Most shocking of all to the Resistance – as we like to call ourselves; we meet in dark cellars and bring our own Bonios – is the category creep of the term “Service Dog”. That is, what we would call a guide dog, or any dog that is trained to help the disabled.

But the thing is that people are recategorising their dogs as Service Dogs, with the craven co-operation of the psychiatric community. It is now virtually routine to find some saddo on an aeroplane with a letter from their shrink, no less, declaring that their anxiety problems necessitate their dog joining them in the cabin.

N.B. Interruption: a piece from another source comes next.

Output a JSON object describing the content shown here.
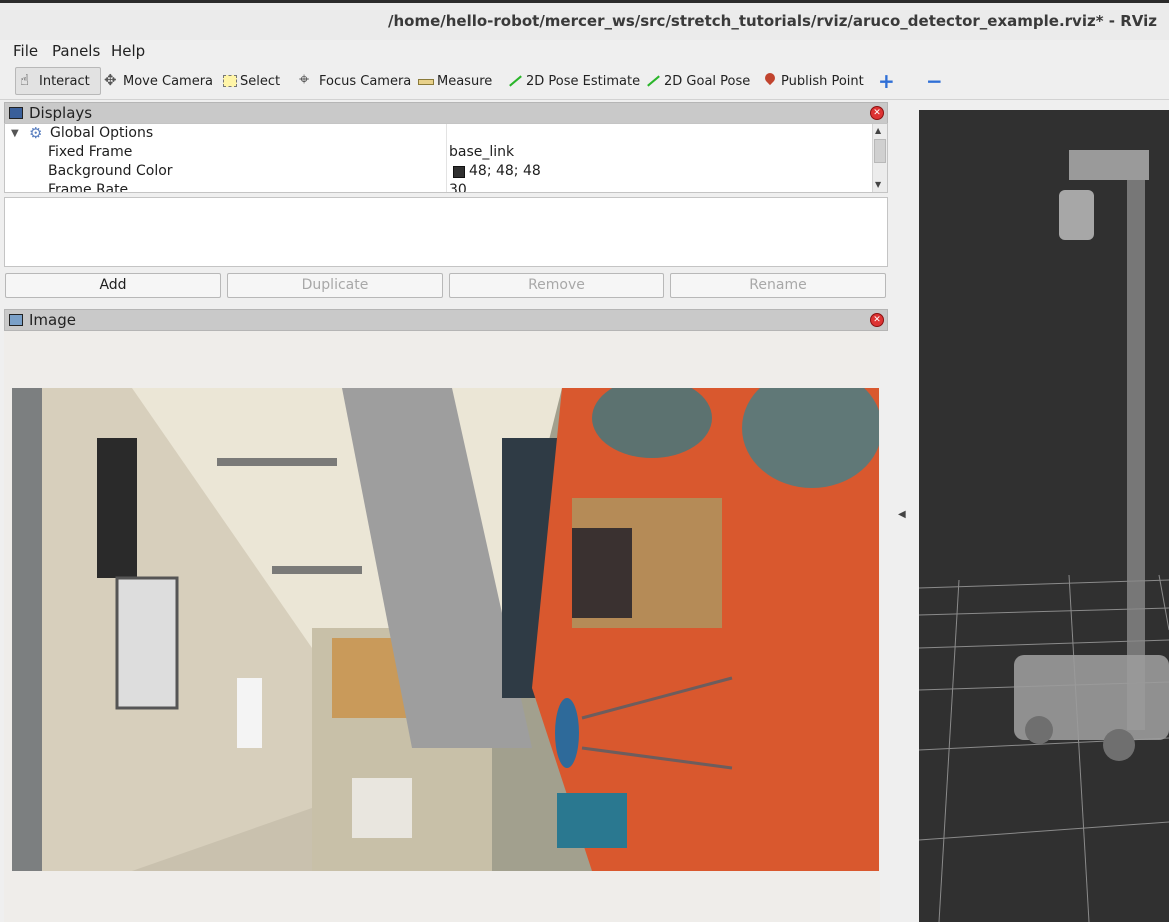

How psychiatrists can get away with this type of behaviour is anyone’s guess. A woman who rents out conference space here stopped a lady from bringing her pet dog on to the premises. “No pet dogs,” said the manager, not unkindly. The lady replied that the animal was a Service Dog, and that she had a letter from her psychiatrist to prove it. This picture of a sturdy canine was slightly undermined by the fact that the dog under discussion was a white poodle in full fig, wearing as a collar a string of pearls.

“It is a narcissistic endeavour,” said a member of the Resistance sadly. The country that gave us Rin Tin Tin and White Fang is now in love with the lap-dog. If Rin Tin Tin rescued a baby from a burning house these days he’d be sent for counselling.

Of course we must blame the vets, as this trend moves across Europe and anywhere where people are prepared to dispose of their income in this way. We’re talking about gravely ill animals kept alive at great medical expense. We’re talking about animals who have bitten humans being kept alive at great legal expense. Perhaps we’re talking about a new need, not so much for unconditional love – that’s hardly new – but for being needed. Or simply for someone else to shop for.